Iphone 3g: A lot of my original criticisms still hold for the second generation Iphone. ATT’s 3g service has oft been noted for being spotty in coverage and easily overwhelmed. There have been frequent complaints of hoards of Iphone users at conventions and other concentration points basically overwhelming ATT’s network. My biggest issue with the Iphone is its extremely closed nature and Apple frequently exercising its control over what applications can be used on the device and micromanagement of application features. The recent launch of the Slingplayer client without 3g support is one recent example. The inability to run applications as background tasks is a major deal breaker as well.
Nokia N97: Extremely high resolution screen, tons of memory built in plus micro SDHC slot, 5 megapixel camera, slideout qwerty keyboard and worldwide GSM support. Downsides = WOULD COST A FREAKING FORTUNE – $600-700! Nokia’s firmware support on US model phones has been extremely lacking compared to EU models. The US has simply not been a major consideration for Nokia.

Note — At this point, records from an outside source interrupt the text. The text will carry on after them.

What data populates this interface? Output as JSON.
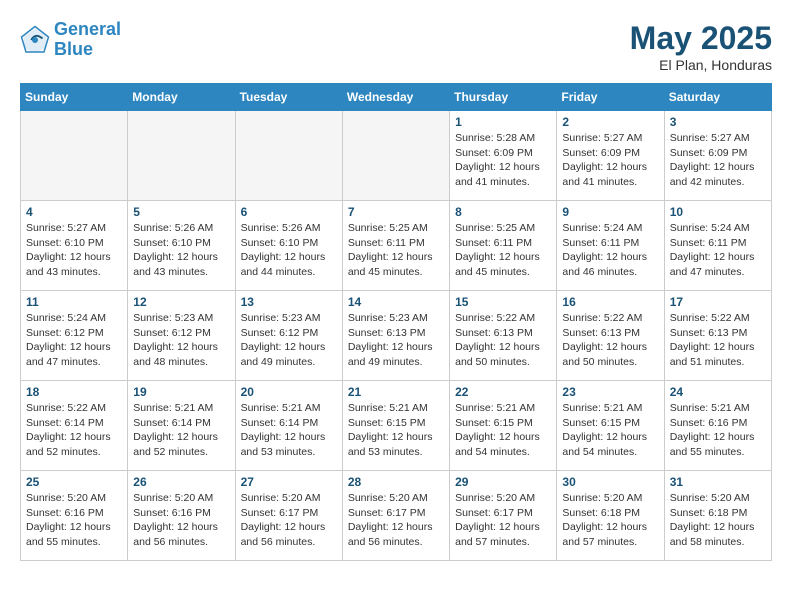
{
  "header": {
    "logo_line1": "General",
    "logo_line2": "Blue",
    "month": "May 2025",
    "location": "El Plan, Honduras"
  },
  "columns": [
    "Sunday",
    "Monday",
    "Tuesday",
    "Wednesday",
    "Thursday",
    "Friday",
    "Saturday"
  ],
  "weeks": [
    [
      {
        "day": "",
        "info": ""
      },
      {
        "day": "",
        "info": ""
      },
      {
        "day": "",
        "info": ""
      },
      {
        "day": "",
        "info": ""
      },
      {
        "day": "1",
        "info": "Sunrise: 5:28 AM\nSunset: 6:09 PM\nDaylight: 12 hours\nand 41 minutes."
      },
      {
        "day": "2",
        "info": "Sunrise: 5:27 AM\nSunset: 6:09 PM\nDaylight: 12 hours\nand 41 minutes."
      },
      {
        "day": "3",
        "info": "Sunrise: 5:27 AM\nSunset: 6:09 PM\nDaylight: 12 hours\nand 42 minutes."
      }
    ],
    [
      {
        "day": "4",
        "info": "Sunrise: 5:27 AM\nSunset: 6:10 PM\nDaylight: 12 hours\nand 43 minutes."
      },
      {
        "day": "5",
        "info": "Sunrise: 5:26 AM\nSunset: 6:10 PM\nDaylight: 12 hours\nand 43 minutes."
      },
      {
        "day": "6",
        "info": "Sunrise: 5:26 AM\nSunset: 6:10 PM\nDaylight: 12 hours\nand 44 minutes."
      },
      {
        "day": "7",
        "info": "Sunrise: 5:25 AM\nSunset: 6:11 PM\nDaylight: 12 hours\nand 45 minutes."
      },
      {
        "day": "8",
        "info": "Sunrise: 5:25 AM\nSunset: 6:11 PM\nDaylight: 12 hours\nand 45 minutes."
      },
      {
        "day": "9",
        "info": "Sunrise: 5:24 AM\nSunset: 6:11 PM\nDaylight: 12 hours\nand 46 minutes."
      },
      {
        "day": "10",
        "info": "Sunrise: 5:24 AM\nSunset: 6:11 PM\nDaylight: 12 hours\nand 47 minutes."
      }
    ],
    [
      {
        "day": "11",
        "info": "Sunrise: 5:24 AM\nSunset: 6:12 PM\nDaylight: 12 hours\nand 47 minutes."
      },
      {
        "day": "12",
        "info": "Sunrise: 5:23 AM\nSunset: 6:12 PM\nDaylight: 12 hours\nand 48 minutes."
      },
      {
        "day": "13",
        "info": "Sunrise: 5:23 AM\nSunset: 6:12 PM\nDaylight: 12 hours\nand 49 minutes."
      },
      {
        "day": "14",
        "info": "Sunrise: 5:23 AM\nSunset: 6:13 PM\nDaylight: 12 hours\nand 49 minutes."
      },
      {
        "day": "15",
        "info": "Sunrise: 5:22 AM\nSunset: 6:13 PM\nDaylight: 12 hours\nand 50 minutes."
      },
      {
        "day": "16",
        "info": "Sunrise: 5:22 AM\nSunset: 6:13 PM\nDaylight: 12 hours\nand 50 minutes."
      },
      {
        "day": "17",
        "info": "Sunrise: 5:22 AM\nSunset: 6:13 PM\nDaylight: 12 hours\nand 51 minutes."
      }
    ],
    [
      {
        "day": "18",
        "info": "Sunrise: 5:22 AM\nSunset: 6:14 PM\nDaylight: 12 hours\nand 52 minutes."
      },
      {
        "day": "19",
        "info": "Sunrise: 5:21 AM\nSunset: 6:14 PM\nDaylight: 12 hours\nand 52 minutes."
      },
      {
        "day": "20",
        "info": "Sunrise: 5:21 AM\nSunset: 6:14 PM\nDaylight: 12 hours\nand 53 minutes."
      },
      {
        "day": "21",
        "info": "Sunrise: 5:21 AM\nSunset: 6:15 PM\nDaylight: 12 hours\nand 53 minutes."
      },
      {
        "day": "22",
        "info": "Sunrise: 5:21 AM\nSunset: 6:15 PM\nDaylight: 12 hours\nand 54 minutes."
      },
      {
        "day": "23",
        "info": "Sunrise: 5:21 AM\nSunset: 6:15 PM\nDaylight: 12 hours\nand 54 minutes."
      },
      {
        "day": "24",
        "info": "Sunrise: 5:21 AM\nSunset: 6:16 PM\nDaylight: 12 hours\nand 55 minutes."
      }
    ],
    [
      {
        "day": "25",
        "info": "Sunrise: 5:20 AM\nSunset: 6:16 PM\nDaylight: 12 hours\nand 55 minutes."
      },
      {
        "day": "26",
        "info": "Sunrise: 5:20 AM\nSunset: 6:16 PM\nDaylight: 12 hours\nand 56 minutes."
      },
      {
        "day": "27",
        "info": "Sunrise: 5:20 AM\nSunset: 6:17 PM\nDaylight: 12 hours\nand 56 minutes."
      },
      {
        "day": "28",
        "info": "Sunrise: 5:20 AM\nSunset: 6:17 PM\nDaylight: 12 hours\nand 56 minutes."
      },
      {
        "day": "29",
        "info": "Sunrise: 5:20 AM\nSunset: 6:17 PM\nDaylight: 12 hours\nand 57 minutes."
      },
      {
        "day": "30",
        "info": "Sunrise: 5:20 AM\nSunset: 6:18 PM\nDaylight: 12 hours\nand 57 minutes."
      },
      {
        "day": "31",
        "info": "Sunrise: 5:20 AM\nSunset: 6:18 PM\nDaylight: 12 hours\nand 58 minutes."
      }
    ]
  ]
}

Android Phone: I really like Google’s Android platform. It is much more open than Apple’s ecosystem. Unfortunately not many handsets are available yet and the ones that are cheap plastic PoS. I’ve had a fair amount of hands on time with the t-mobile G1 and did not come away impressed. It might pay to wait for a higher quality Android handset to be released.
Use my Nokia N810 Internet Tablet and VOIP: I would need to keep my Cradlepoint cellular to wifi router running all day for this to work, which would require a large external battery pack. My N810 also isn’t making it through the day on its end of life original battery. I could pick up a Mugen extended life battery for my N810. With an extended battery on the Cradlepoint and N810, this would be workable, but it would be two large jacket pocket solution to be sure. Novatel is making a much smaller wifi to EVDO router called the MiFI which will soon be available on both Sprint and Verizon. My guess is the firmware on these provider locked MiFi devices will be significantly inferior to the excellent provider neutral Cradlepoint firmware and the battery only lasts ~4 hours. The MiFi is impressively small and I can see a lot of people liking it for that fact alone. Unfortunately, the data plans on which it is available are more abhorrent than usual. Not only do these things have the typical crappy 5 GB cap, but they have now instituted a ridiculous 5 cents per MB overage charge. That is $51.2/GB which can add up quite quickly. I am sure they are quite proactive at notifying you when you approach that limit, too. Fall asleep with Slingplayer running and wake up to a $1000 phone bill. Sprint in particular seems to be offering less and less value with every passing year. Coupling exceedingly low GB caps with extortionate overage charges might net Sprint a one time cash hijacking, but will likely result in the loss of a customer to say nothing of the opportunity cost of the customer that won’t sign up in the first place. There are more than a few reasons why Sprint is hemorrhaging customers at rate that is measured in millions/year at a time where virtually all the other major players are increasing their customer base, but poor data plan terms, extremely poor customer service and limited handset selection are certainly high on the list.